Expressing Your Graph Using N-Triples
The N-Triples concrete syntax is a collection of an arbitrary number (N) of triples. These triples are saved in a string, where each triple is:
- On its own line
- Composed of a subject, object, and predicate, each of which is separated by a space
- Identifiers are surrounded by angle brackets
- Literals are surrounded by double quotes
- Terminated with a space followed by a period (" .").
Using our example above, the relationship between Bob and Samantha can be expressed in N-triples syntax as:
<Bob> <knows> <Samantha> .
Because a string in N-triples format can be any length and contain any number of triples, it can be used to describe a graph of any size or complexity. For example, let’s say that “Samantha” also knows “Bob”, and “Bob” is the spouse of “Carolyn”. This expanded graph can be described by adding two more triples:
<Bob> <knows> <Samantha>
<Samantha> <knows> <Bob> .
<Bob> <isTheSpouseOf> <Carolyn> .
Predicates as Vertices
It is important to note that identifers used as predicates in a graph can also be vertices. For example, the identifier
<knows> may have a description “Indicates that a person knows another person”.
<knows> can be associated with this description by adding another triple to the graph:
<knows> <hasDescription> "Indicates that a person knows anther person."
What is an RDF Schema
As explained previously, an RDF graph can be described by a collection of triples - each of which consists of a subject, predicate, and object. An RDF schema is a collection of types of subjects, types of predicates, and types of objects. Because an RDF schema describes the triples in a graph, an RDF schema is metadata.
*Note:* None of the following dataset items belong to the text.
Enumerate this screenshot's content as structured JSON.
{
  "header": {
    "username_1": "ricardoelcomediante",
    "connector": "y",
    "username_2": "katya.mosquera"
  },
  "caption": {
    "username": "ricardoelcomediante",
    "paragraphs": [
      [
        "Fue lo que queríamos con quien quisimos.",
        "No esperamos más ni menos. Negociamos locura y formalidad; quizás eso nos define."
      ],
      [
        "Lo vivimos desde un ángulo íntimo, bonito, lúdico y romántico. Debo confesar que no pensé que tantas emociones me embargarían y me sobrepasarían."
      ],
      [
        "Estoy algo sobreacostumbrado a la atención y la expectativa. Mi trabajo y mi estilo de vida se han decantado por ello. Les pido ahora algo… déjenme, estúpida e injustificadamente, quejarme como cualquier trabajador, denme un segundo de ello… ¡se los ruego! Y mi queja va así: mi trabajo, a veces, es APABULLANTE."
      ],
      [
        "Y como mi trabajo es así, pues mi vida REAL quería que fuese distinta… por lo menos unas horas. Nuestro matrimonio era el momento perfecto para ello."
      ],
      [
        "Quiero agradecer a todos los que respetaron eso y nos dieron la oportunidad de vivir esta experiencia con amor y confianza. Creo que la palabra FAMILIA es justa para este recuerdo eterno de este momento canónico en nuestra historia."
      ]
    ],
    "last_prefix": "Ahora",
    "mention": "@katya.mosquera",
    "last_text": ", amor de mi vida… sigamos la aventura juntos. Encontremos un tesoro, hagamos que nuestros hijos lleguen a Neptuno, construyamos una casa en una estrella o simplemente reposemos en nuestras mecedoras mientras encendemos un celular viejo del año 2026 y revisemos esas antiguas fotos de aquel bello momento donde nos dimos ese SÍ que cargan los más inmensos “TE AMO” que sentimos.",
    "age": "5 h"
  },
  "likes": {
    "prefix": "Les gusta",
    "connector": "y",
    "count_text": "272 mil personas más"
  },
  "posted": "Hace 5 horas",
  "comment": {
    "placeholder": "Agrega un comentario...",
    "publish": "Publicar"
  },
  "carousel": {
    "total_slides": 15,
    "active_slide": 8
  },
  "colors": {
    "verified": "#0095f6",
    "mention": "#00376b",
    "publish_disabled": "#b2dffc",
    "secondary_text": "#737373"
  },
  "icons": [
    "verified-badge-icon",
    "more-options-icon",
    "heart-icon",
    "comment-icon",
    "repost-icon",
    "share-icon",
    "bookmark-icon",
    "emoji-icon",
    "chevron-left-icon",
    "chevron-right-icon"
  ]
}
Note that for a beginner, finding RDF schemas online can be confusing for the fact that not all RDF schemas are referred to as “RDF schemas”. They are sometimes referred to as “vocabularies”, “languages”, or “ontologies”. We are going to boil all of that down here and say that a schema is metadata that describes triples in a graph. period.
There are many published RDF schemas available online. One of the most important is “RDF Schema” (https://www.w3.org/TR/rdf-schema/). Note the confusion starts immediately… “RDF Schema” is an RDF schema, not the only RDF schema. Another RDF Schema, “Web Ontology Language (OWL)” (https://www.w3.org/TR/owl-guide/) is an extension of “RDF Schema” and is an RDF Schema in its own right.
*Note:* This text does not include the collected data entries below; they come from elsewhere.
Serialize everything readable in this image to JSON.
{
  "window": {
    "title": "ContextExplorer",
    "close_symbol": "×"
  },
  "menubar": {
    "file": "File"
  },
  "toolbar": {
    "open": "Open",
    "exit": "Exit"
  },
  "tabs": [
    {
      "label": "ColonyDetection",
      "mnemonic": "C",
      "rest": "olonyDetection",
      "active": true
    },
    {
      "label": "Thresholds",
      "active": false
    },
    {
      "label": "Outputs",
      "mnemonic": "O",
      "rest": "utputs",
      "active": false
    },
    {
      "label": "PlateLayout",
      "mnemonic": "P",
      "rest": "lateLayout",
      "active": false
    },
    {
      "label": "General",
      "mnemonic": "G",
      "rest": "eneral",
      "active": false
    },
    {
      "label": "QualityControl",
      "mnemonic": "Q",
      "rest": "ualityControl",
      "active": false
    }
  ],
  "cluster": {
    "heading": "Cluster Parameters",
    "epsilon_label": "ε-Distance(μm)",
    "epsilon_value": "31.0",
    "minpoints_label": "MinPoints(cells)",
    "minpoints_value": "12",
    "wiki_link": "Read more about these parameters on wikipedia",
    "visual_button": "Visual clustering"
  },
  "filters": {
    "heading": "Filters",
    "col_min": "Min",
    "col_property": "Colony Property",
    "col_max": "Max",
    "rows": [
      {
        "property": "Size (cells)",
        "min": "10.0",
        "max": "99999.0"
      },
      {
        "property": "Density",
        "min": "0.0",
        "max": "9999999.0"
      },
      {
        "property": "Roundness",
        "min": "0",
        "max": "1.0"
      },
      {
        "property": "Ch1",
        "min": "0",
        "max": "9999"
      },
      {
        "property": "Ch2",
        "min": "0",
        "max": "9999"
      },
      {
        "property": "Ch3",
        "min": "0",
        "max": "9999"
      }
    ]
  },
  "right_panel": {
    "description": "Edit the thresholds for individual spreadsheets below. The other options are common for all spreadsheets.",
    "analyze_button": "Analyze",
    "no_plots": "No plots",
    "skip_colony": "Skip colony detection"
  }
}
Components of an RDF Schema
As stated previously, an RDF Schema is metadata used to describe subjects, predicates, and objects in a graph. At the highest level, in RDF, every subject, predicate, and object is referred to as a “Resource”. A resource can be either a specific thing, like “Bob”, or a type of thing, like “Person”. In an RDF schema, a subclass of “Resource” called “Class” is used to define all of the metadata that makes up the schema.
Examples of Schema Classes
The RDF Schema specification (https://www.w3.org/TR/rdf-schema/) defines some basic RDF classes. For instance, the class “rdf:Property” is the class that defines “something that relates a subject resource to an object resource”. That is, a “rdf:Property” class describes the set of predicates in a graph. An example sub class of “rdf:Property” is “rdf:type”. A predicate of class “rdf:type” is used to indicate that the subject of a triple is a class of the object of a triple. Another example of a subclass of “rdf:Property” is “rdfs:label”. A predicate of class “rdfs:label” indicates that its object is a human-readable short description of its subject.
Note that the discrepancy in the above use of “rdf:” vs “rdfs:” is not a typo. Because of how various RDF schemas evolved over time, prefixes on various rdf classes may differ. A prefix is actually a stand-in for a full base URL that is used to aid readability. In this case, the prefix “rdf:” actually refers to the namespace “http://www.w3.org/1999/02/22-rdf-syntax-ns#”. Such that “rdf:type” fully expanded is "http://www.w3.org/1999/02/22-rdf-syntax-ns#type. Similarly, the prefix “rdfs:” refers to namespace “http://www.w3.org/2000/01/rdf-schema#”, such that the class “rdfs:label” actually refers to “http://www.w3.org/2000/01/rdf-schema#label”.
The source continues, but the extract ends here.